İklim krizinin etkileri artık göz ardı edilemeyecek düzeyde: buzullar eriyor, deniz seviyeleri yükseliyor ve kuraklıklar, seller gibi aşırı hava olayları daha sık yaşanıyor. Paris Anlaşması’ndan ABD’nin çekilmesiyle 1.5°C hedefi ise giderek uzaklaşıyor.
Bu gelişmeler, uzun süre etik kaygılar nedeniyle tartışılmaktan kaçınılan bir konu olan Güneş Işınımı Değişikliği (SRM) teknolojilerini yeniden gündeme taşıdı. ABD, İngiltere, Çin ve bazı özel vakıflar, güneş ışınlarının uzaya geri yansıtılmasını hedefleyen projelere on milyonlarca dolar yatırım yapmaya başladı. Amerikan girişimi Make Sunsets gibi şirketler, açık alanda deneylerine başladı bile.

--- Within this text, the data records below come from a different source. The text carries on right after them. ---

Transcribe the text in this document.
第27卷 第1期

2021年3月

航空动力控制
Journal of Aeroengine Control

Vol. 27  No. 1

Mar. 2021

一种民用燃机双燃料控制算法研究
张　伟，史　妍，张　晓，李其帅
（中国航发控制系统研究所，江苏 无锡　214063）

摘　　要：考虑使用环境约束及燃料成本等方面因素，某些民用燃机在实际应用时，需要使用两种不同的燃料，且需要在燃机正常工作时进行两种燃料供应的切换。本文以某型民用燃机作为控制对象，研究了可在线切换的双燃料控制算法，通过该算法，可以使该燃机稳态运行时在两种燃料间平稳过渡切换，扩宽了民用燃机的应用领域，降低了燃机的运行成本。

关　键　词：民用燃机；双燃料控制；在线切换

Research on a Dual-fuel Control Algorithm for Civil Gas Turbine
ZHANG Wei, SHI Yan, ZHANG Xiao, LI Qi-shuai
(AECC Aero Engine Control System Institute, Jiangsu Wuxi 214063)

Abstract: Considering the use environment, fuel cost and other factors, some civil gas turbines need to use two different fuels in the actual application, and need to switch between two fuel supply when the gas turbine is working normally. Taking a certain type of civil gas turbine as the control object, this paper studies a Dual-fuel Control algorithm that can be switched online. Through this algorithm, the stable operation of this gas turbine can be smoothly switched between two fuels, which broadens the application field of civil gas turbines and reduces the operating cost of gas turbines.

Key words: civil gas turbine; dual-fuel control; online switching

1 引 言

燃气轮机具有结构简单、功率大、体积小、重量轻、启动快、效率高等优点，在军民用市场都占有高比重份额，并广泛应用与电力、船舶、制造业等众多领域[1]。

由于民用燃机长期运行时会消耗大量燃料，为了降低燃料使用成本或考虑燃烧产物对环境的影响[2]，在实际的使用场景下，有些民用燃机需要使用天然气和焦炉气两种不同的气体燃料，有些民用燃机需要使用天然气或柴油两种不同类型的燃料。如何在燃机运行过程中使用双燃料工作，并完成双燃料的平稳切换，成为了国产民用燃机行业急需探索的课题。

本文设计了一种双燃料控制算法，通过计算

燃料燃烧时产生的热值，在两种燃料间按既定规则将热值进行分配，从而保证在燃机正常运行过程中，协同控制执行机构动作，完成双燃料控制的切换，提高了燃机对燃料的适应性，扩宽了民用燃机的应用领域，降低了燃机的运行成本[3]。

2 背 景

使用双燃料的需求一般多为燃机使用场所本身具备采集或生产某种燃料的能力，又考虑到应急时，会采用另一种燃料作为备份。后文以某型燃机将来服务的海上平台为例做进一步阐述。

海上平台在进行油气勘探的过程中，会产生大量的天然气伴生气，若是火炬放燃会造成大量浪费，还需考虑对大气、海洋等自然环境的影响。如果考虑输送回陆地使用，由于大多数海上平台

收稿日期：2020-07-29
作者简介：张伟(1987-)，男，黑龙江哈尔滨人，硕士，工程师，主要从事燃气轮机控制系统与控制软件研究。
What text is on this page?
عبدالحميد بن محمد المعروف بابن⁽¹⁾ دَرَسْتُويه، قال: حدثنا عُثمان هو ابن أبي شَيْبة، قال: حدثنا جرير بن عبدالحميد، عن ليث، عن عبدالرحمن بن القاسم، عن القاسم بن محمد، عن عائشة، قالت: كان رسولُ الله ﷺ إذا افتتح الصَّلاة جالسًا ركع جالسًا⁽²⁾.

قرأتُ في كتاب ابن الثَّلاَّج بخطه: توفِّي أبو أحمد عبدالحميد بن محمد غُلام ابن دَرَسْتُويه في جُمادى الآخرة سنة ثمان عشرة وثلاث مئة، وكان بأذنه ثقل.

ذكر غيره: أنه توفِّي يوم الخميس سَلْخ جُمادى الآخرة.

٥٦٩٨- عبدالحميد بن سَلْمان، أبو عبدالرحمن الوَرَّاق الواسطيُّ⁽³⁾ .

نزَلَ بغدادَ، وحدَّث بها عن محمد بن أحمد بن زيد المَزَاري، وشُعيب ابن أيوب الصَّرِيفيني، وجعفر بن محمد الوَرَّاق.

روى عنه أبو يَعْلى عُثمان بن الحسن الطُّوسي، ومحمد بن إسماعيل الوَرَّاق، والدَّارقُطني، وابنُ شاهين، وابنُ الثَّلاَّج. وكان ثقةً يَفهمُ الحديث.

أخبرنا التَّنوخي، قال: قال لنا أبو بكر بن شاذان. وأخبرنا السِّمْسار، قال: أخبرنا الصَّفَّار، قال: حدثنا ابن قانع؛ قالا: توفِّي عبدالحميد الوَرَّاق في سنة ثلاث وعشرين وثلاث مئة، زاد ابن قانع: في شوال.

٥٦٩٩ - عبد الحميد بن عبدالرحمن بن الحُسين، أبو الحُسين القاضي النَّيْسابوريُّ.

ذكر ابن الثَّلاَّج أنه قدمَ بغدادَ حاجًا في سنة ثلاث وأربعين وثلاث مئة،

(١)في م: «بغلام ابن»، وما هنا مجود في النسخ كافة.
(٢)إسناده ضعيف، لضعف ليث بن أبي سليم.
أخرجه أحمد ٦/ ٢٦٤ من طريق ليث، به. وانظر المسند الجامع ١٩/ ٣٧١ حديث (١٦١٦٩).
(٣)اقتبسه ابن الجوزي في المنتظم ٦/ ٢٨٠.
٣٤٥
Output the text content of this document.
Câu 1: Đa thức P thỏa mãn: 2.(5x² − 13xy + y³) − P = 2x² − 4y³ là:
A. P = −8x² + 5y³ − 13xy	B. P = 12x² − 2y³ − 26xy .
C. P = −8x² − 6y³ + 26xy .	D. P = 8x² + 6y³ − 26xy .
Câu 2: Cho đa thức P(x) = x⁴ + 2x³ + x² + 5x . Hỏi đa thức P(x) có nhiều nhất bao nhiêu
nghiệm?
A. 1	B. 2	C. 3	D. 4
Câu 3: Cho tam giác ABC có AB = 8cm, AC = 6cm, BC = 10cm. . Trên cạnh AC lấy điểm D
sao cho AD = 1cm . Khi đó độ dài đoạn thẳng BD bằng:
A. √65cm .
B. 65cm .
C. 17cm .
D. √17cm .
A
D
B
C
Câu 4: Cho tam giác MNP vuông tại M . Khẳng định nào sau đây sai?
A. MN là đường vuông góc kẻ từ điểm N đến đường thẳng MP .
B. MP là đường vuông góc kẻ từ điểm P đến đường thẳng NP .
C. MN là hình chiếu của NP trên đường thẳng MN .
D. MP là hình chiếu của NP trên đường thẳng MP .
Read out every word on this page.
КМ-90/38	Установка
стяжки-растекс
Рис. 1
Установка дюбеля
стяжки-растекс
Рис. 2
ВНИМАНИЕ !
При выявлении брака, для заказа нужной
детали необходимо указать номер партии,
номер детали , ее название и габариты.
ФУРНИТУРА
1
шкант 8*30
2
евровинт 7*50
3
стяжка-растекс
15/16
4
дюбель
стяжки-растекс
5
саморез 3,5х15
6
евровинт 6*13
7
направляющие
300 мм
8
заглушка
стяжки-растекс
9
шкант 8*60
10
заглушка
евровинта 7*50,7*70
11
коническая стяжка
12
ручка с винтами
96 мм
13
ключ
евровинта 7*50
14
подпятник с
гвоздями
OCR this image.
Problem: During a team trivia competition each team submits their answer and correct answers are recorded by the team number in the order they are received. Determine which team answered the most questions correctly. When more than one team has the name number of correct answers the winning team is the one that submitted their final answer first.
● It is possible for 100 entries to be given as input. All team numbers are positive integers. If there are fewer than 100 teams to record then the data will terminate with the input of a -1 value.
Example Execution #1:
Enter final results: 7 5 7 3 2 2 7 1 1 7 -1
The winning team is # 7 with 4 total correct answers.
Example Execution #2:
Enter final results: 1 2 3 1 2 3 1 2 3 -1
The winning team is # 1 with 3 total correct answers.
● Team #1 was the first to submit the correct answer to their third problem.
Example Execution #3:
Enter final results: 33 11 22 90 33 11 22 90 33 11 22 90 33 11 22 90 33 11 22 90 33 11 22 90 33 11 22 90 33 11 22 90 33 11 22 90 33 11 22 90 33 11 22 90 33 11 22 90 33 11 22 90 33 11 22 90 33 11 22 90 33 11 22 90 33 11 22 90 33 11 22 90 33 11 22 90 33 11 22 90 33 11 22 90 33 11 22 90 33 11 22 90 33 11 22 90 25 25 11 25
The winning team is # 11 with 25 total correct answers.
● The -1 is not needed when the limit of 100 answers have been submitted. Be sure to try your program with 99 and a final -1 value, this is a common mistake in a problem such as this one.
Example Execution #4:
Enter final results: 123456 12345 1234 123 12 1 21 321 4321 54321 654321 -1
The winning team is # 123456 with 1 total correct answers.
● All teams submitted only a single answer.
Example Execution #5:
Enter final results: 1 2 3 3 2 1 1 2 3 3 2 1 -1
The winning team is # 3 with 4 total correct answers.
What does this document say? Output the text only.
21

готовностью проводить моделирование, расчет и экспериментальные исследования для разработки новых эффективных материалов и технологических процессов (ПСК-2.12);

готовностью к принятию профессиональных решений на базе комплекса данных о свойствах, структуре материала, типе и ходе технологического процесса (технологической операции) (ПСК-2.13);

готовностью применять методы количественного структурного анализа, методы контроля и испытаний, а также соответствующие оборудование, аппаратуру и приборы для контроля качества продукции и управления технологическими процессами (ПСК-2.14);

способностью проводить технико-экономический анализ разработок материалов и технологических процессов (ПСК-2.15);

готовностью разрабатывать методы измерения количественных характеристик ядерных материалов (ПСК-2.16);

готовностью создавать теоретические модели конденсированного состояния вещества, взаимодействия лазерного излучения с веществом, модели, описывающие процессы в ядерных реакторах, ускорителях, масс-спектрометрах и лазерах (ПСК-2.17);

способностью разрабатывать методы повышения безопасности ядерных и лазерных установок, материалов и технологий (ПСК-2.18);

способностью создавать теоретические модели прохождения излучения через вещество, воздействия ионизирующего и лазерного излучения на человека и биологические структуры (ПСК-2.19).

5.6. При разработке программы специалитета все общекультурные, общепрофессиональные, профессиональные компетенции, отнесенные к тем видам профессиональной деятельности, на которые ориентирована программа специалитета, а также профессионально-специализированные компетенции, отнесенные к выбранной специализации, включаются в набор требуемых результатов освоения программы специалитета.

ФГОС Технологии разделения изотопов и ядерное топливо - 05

SRM teknolojileri, yeryüzünün aldığı güneş enerjisini azaltarak küresel ısınmayı yavaşlatmayı hedefliyor. En çok araştırılan yöntemlerden biri olan stratosferik aerosol enjeksiyonu, uçak veya balonlarla atmosfere mikroskobik sülfür dioksit parçacıkları salınmasını ve bu yolla Dünya etrafında yansıtıcı bir tabaka oluşturulmasını öngörüyor. Bu yöntem, 1991’deki Pinatubo Yanardağı patlamasında doğal olarak gerçekleşmiş ve gezegenin sıcaklığı geçici olarak 0,5°C azalmıştı.
Ancak sülfür yerine daha çevreci alternatifler de gündemde. İsviçre’de yapılan bir araştırma, kalsit ya da elmas tozu gibi katı parçacıkların kullanılması durumunda hem daha yüksek yansıtma kapasitesine ulaşılabileceğini hem de çevresel etkilerin daha az olacağını gösteriyor.
Diğer bir teknoloji ise deniz bulutu parlatma (marine cloud brightening) yöntemi. Gemilere monte edilen sistemlerle deniz suyundan elde edilen tuz parçacıkları atmosfere püskürtülüyor. Bu sayede daha parlak bulutlar oluşuyor ve okyanuslara gelen ısı azaltılarak mercan resifleri korunabiliyor.
12-16 Mayıs 2025 tarihlerinde Güney Afrika’nın Cape Town kentinde şimdiye kadarki en büyük Güneş Jeomühendisliği Konferansı düzenlenecek. Bilim insanları, STK’lar ve politika yapıcılar bu teknolojilerin sosyal, çevresel ve etik boyutlarını tartışacak.
SRM destekçilerine göre bu teknolojiler, sıfır emisyon hedefine ulaşana dek gezegeni geçici olarak koruyabilecek tek düşük maliyetli çözüm olabilir. Ancak bilim dünyasının genel görüşü net: SRM, karbondioksit salımının radikal biçimde azaltılmasının yerini tutamaz, yalnızca zamanı satın alabilir.